Back in March was the celebration of Holi in Nepal. Holi is a religious festival in the spring, where on the main day people throw colored powder and water on each other as a sort of game. Along with this, there are also people on rooftops and decks pouring buckets of water on passersby and children hiding behind gates launching (homemade: read plastic bags) water balloons at you. The whole day is about everyone having fun and there is very little traffic (many things are closed as it is a national holiday), so there are people “playing” Holi everywhere. In Nepal this year, it was on the day of the full moon (extra craziness! though i think it may always be on the full moon).
Here’s a description of Holi in Nepal from wikipedia:
“In Nepal, Holi is regarded as one of the greatest festivals, as important as Dashain (also known as Dussehra in India) and Tihar or Dipawali (also known asDiwali in India). Since more than 80% of people in Nepal are Hindus, Holi, along with many other Hindu festivals, is celebrated in Nepal as a national festival and almost everyone celebrates it regardless of their religion, e.g., even Muslims celebrate it. Christians may also join in, although since Holi falls during Lent, many would not join in the festivities. The day of Holi is also a national holiday in Nepal.
People walk down their neighbourhoods to celebrate Holi by exchanging colours and spraying coloured water on one another. A popular activity is the throwing of water balloons at one another, sometimes called lola (meaning water balloon). Also a lot of people mix bhang in their drinks and food, as also done during Shivaratri. It is believed that the combination of different colours played at this festival take all the sorrow away and make life itself more colourful.:
Chris and I headed out from my apartment in Lazimpat with no particular plan in mind (other than that we were going to end up at the movie theater to watch the new Nepalese film, Sick City). As soon as we walked into the courtyard of my building, the didis of my building got us. And by got us, I mean, a giant bucket of red water was poured on us as we exited the compound.
In my neighborhood, it wasn’t too bad. A few water balloons here, a hand print there. As you can see, by the time we got out to the main street, it was still pretty tame:
After my neighborhood, we headed down to Thamel, which is where the craziness really began. The streets were filled with tourists and Nepali (mainly teenage) guys.
After Thamel we made our way through the narrow alley streets towards Indra Chowk and then Durbar Square. During this part of the walk, there were people on rooftops pouring huge buckets of water on all the passersby (this, was where i discovered all the women were, avoiding the mess) and on the streets were many more people ready to cover you with color.
When we finally made it to Durbar Square, there were a lot more people, but in many ways, a lot more calm. With all of the police and military around, nobody was randomly attacking anyone with color. You could actually stand in peace and just watch what was going on. We certainly didn’t need anymore color added to our bodies at that point!
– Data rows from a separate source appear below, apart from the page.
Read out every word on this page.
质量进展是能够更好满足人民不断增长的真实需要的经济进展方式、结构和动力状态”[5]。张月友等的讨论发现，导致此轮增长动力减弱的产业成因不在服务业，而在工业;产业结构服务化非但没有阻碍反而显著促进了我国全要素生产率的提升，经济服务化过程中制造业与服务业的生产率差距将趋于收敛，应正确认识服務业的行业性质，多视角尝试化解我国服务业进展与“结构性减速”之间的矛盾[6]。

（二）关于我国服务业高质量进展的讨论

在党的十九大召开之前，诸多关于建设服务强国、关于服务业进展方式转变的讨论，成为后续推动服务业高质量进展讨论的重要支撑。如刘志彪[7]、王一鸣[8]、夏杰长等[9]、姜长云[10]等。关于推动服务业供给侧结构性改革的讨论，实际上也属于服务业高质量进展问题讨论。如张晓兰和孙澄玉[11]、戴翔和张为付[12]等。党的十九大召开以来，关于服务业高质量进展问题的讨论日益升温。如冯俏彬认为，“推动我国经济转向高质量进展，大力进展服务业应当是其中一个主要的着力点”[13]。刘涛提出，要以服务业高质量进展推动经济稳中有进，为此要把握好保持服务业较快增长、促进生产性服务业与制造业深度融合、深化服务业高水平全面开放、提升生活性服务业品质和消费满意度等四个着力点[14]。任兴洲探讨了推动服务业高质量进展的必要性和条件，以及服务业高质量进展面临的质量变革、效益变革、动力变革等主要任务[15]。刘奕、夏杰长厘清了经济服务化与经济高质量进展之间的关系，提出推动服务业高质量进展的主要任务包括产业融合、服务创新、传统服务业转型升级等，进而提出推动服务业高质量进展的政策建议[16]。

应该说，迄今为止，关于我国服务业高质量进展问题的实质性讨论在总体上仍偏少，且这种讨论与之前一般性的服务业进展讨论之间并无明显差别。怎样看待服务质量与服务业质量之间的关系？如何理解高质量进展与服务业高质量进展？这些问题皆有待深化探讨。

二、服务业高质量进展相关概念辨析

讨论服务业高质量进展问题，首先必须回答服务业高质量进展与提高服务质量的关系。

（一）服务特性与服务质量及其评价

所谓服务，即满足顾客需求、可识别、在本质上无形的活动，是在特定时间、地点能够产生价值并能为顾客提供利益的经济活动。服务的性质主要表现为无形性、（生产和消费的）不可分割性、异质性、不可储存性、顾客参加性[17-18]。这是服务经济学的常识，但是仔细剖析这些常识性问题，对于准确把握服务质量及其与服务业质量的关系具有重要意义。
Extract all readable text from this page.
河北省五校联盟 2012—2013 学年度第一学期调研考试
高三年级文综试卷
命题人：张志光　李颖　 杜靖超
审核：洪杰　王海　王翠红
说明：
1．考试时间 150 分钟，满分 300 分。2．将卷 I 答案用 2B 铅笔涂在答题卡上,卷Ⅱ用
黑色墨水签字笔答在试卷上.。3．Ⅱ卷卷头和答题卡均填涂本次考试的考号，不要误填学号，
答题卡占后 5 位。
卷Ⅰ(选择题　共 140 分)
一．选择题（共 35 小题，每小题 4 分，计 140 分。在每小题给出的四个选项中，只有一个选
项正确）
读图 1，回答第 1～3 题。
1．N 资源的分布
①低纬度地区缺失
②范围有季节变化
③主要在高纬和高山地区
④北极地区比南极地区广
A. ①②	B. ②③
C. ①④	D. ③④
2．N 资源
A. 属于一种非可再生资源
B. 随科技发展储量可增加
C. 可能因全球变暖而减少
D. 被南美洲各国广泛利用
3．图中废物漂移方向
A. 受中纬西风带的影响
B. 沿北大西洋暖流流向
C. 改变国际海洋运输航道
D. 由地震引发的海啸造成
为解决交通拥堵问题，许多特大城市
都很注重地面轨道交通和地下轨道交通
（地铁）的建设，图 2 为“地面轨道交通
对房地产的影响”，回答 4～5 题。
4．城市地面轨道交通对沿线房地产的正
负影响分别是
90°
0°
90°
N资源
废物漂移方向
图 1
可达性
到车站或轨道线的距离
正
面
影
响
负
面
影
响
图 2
After Durbar Square, we finally made our way over to the mall to watch the movie. Apparently, on Holi, the mall is where you go to avoid all things color. We were the ONLY people in the entire place that had any bit of color on us. We got lots of stares, laughs and acknowledgements. The funniest part about this long Holi trek to the theater? We went to the wrong one and they weren’t even playing our movie. So we saw Battle Los Angeles instead…definitely not something I would have paid to see in the US.
We had a really great time throughout the day and while I was able to get the color out of my hair and off my skin, the clothing I was wearing that day is definitely still rangi changi (Nepali for colorful). I think that maybe this whole experience is inspiration for having one really, fun, colorful collection (for any of you who have seen my last collection, it would definitely be a change of pace!)